Band of Joy's beginnings remembered
Panel beater Harry Barber today recalled his days ferrying Robert Plant, John Bonham and the Band of Joy to concerts across the country.

Panel beater Harry Barber today recalled his days ferrying Robert Plant, John Bonham and the Band of Joy to concerts across the country.
Harry, born and bred in West Bromwich, hung up his overalls to join up with the famous flower power group in 1966.
Now the father-of-three has put pen to paper remembering his time spent with the band, in particular the battle of personalities on the tour bus.
Plant is now peforming again with a new version of the Band of Joy, appearing last week at the BBC Electric Proms.

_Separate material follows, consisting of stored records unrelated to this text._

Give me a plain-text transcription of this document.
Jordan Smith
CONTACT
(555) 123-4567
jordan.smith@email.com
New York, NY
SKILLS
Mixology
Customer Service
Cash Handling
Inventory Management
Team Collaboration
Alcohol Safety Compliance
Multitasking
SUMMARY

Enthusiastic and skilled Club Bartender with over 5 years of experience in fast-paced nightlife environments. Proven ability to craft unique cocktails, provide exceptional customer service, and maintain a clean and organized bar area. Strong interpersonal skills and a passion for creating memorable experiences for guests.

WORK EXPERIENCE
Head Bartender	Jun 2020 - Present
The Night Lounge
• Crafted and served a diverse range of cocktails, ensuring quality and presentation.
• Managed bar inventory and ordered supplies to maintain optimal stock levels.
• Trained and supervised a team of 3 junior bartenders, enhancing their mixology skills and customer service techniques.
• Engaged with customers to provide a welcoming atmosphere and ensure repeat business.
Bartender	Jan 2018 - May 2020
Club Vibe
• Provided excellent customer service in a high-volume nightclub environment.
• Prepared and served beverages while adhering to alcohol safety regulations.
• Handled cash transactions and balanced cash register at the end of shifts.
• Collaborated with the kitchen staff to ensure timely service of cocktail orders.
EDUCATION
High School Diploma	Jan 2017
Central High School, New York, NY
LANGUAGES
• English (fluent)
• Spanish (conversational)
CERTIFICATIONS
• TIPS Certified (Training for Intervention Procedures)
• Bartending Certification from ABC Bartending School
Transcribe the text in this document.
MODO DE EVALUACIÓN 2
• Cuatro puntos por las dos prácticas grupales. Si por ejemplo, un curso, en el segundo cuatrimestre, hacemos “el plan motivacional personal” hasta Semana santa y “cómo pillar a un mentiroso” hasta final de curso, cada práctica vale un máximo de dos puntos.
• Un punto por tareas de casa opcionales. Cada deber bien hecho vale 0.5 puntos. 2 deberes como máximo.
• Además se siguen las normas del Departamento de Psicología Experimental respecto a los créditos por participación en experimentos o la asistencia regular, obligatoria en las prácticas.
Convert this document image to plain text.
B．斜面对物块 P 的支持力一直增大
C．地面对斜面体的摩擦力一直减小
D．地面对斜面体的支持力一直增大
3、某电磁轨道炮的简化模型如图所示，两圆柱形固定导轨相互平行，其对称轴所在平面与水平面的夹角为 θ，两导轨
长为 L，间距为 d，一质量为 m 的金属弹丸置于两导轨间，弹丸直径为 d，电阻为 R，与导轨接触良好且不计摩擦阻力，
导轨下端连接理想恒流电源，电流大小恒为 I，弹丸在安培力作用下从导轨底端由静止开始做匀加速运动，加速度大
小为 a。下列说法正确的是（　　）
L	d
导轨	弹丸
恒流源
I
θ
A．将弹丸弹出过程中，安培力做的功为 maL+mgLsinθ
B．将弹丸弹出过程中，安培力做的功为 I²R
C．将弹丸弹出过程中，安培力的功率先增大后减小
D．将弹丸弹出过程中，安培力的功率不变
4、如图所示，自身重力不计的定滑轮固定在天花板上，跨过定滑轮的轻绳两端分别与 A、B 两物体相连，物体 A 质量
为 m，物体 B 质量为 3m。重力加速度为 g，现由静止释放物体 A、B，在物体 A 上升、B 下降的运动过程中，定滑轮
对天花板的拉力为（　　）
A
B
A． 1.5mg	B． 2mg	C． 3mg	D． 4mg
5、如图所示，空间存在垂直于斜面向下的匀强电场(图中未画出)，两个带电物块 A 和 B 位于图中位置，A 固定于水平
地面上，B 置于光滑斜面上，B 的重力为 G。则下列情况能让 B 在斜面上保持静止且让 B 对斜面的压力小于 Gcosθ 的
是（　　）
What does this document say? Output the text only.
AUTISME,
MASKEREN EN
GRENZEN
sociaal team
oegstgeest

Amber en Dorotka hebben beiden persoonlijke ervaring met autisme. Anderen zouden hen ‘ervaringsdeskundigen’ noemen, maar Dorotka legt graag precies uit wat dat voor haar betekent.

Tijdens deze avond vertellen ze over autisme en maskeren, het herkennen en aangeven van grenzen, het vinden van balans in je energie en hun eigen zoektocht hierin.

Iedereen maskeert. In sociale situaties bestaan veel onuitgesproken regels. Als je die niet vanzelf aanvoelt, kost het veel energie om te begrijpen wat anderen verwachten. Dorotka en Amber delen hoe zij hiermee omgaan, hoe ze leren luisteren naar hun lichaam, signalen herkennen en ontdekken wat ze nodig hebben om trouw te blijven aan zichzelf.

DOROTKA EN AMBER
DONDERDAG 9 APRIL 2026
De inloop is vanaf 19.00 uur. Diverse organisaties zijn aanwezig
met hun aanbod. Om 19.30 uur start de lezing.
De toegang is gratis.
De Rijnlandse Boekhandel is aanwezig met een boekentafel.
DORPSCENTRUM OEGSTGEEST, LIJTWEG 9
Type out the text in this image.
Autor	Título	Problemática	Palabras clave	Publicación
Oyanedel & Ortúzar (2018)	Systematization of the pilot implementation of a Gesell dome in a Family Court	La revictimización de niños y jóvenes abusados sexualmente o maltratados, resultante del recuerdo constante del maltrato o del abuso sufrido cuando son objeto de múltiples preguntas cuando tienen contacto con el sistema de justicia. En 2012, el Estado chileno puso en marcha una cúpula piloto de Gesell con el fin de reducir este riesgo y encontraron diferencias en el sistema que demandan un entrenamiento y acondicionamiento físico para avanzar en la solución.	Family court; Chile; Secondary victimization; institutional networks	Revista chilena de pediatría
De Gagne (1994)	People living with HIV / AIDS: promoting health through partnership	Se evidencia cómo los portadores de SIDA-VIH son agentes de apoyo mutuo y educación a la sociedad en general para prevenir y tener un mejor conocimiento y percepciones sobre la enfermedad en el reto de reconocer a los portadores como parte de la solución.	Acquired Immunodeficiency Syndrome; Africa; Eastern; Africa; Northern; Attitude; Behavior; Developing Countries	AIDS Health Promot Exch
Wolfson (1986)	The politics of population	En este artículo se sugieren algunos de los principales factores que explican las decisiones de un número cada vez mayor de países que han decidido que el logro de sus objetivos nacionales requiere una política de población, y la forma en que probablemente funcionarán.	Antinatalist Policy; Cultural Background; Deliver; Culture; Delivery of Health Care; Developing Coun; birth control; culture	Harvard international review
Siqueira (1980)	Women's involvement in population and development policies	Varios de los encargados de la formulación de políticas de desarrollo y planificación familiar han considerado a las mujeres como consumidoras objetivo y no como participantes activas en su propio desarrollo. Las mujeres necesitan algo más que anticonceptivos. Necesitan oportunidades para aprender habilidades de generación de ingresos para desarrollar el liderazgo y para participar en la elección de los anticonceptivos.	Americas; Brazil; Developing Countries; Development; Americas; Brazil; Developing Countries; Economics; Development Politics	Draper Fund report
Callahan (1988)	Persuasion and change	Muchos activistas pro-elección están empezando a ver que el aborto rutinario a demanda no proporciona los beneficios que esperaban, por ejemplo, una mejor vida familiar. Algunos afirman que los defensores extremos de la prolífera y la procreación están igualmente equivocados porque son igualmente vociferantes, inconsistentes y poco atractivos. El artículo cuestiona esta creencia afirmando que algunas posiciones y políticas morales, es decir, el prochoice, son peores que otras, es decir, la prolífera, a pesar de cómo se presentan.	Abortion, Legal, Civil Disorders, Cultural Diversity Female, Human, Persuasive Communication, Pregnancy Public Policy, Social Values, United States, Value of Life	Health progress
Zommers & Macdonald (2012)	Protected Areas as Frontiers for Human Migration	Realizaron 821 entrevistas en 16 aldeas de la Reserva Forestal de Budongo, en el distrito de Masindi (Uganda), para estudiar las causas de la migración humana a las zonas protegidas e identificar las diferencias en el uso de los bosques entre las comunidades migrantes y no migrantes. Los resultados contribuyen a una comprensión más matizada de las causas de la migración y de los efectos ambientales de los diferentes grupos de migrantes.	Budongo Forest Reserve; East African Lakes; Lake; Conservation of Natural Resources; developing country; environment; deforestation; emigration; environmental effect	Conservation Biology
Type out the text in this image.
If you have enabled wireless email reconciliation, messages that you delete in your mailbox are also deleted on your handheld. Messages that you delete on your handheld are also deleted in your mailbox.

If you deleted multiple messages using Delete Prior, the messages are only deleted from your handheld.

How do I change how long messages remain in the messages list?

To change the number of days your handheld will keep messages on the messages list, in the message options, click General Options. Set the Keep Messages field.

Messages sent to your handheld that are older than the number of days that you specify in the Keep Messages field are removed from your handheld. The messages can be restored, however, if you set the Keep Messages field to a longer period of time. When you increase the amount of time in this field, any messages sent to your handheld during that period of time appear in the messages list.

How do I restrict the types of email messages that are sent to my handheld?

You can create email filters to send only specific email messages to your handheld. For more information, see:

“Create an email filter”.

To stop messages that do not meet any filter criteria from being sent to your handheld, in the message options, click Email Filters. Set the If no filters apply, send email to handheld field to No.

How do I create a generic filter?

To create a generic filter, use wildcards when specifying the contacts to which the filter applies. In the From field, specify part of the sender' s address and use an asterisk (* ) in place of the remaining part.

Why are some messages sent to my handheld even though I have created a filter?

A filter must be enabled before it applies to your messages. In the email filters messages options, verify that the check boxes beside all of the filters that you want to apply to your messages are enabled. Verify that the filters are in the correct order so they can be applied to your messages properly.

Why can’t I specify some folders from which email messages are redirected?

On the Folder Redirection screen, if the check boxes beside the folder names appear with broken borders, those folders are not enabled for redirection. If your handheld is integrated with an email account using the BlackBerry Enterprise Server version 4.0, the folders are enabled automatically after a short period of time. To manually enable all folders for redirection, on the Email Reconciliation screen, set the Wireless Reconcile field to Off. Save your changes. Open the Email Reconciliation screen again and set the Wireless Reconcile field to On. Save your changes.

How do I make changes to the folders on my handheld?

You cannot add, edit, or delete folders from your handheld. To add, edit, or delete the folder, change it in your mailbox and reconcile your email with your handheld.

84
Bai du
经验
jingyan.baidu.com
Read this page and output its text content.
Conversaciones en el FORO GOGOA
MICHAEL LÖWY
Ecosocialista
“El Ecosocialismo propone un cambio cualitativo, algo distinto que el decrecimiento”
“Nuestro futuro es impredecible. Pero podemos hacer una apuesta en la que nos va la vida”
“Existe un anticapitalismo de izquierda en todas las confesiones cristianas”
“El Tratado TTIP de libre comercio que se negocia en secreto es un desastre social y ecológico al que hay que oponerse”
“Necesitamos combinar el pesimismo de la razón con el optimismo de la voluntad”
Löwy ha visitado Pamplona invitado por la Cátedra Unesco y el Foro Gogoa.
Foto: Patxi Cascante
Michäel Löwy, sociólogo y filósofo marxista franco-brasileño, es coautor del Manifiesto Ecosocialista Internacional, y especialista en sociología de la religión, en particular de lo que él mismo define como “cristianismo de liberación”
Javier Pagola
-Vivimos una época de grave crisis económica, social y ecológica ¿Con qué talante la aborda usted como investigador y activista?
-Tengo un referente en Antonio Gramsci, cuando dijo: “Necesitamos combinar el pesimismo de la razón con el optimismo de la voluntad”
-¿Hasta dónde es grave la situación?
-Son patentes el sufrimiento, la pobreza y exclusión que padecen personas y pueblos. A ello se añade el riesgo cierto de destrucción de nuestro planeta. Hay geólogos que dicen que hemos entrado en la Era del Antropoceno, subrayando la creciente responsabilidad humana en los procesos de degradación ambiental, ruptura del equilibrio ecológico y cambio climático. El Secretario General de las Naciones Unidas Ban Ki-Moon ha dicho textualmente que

But Harry, who was born on the Tantany Estate, remembers the singer and his contemporaries from their youth in West Bromwich. He said: "We hung out in the same places: The Adelphi ballroom, the Three Horseshoes pub in High Street, and Casa Bambu, the coffee bar opposite the old Kings cinema.
"I was working as a panel beater and their van was damaged. I took them around in my old van.
"I was taking them around the Regan circuit in Birmingham, which included the Old Hill Plaza, Rookery Road Plaza and Handsworth Ritz at first but we went all over in the end."
Harry's book, called The Band of Joy, chronicles his experience with the band, which would last until August 1968.
While lead guitarist Vernon Pereira formed the first Band of Joy, the group's line-up changed several times and his book details how different personalities mixed.
Harry, who now lives in North Wales with wife Roz, said: "I remember we did a tour in Scotland in August 1967 and Robert Plant did not go because he had been sidelined from the group. He had a disagreement with the other members so they went without him."
The band had been playing a gig in the Ship and Rainbow pub in Wolverhampton when the members broke the news. Harry said: "Plant came back on the stage and he said 'all the flowers will wither and die and go away but the plant will be back'."
Plant would later rejoin the band in October 1967, and he would soon meet Bonham, later the Led Zeppelin drummer. Mr Barber remembered the love-hate relationship between the pair.
"We were on our way to RAF Steeford, in Lincoln, and they had been going on at each other the whole way so I stopped the van and kicked them out," he said.
"I told them to sort it out before they got back in. They were always arguing." Though its members would later go on to greater fame, Mr Barber said the Band of Joy blazed a trail for modern music. "It was one of the first bands to have two guitarists, keyboards and one frontman — more like the modern four-piece," Harry said. "They were years ahead of their time."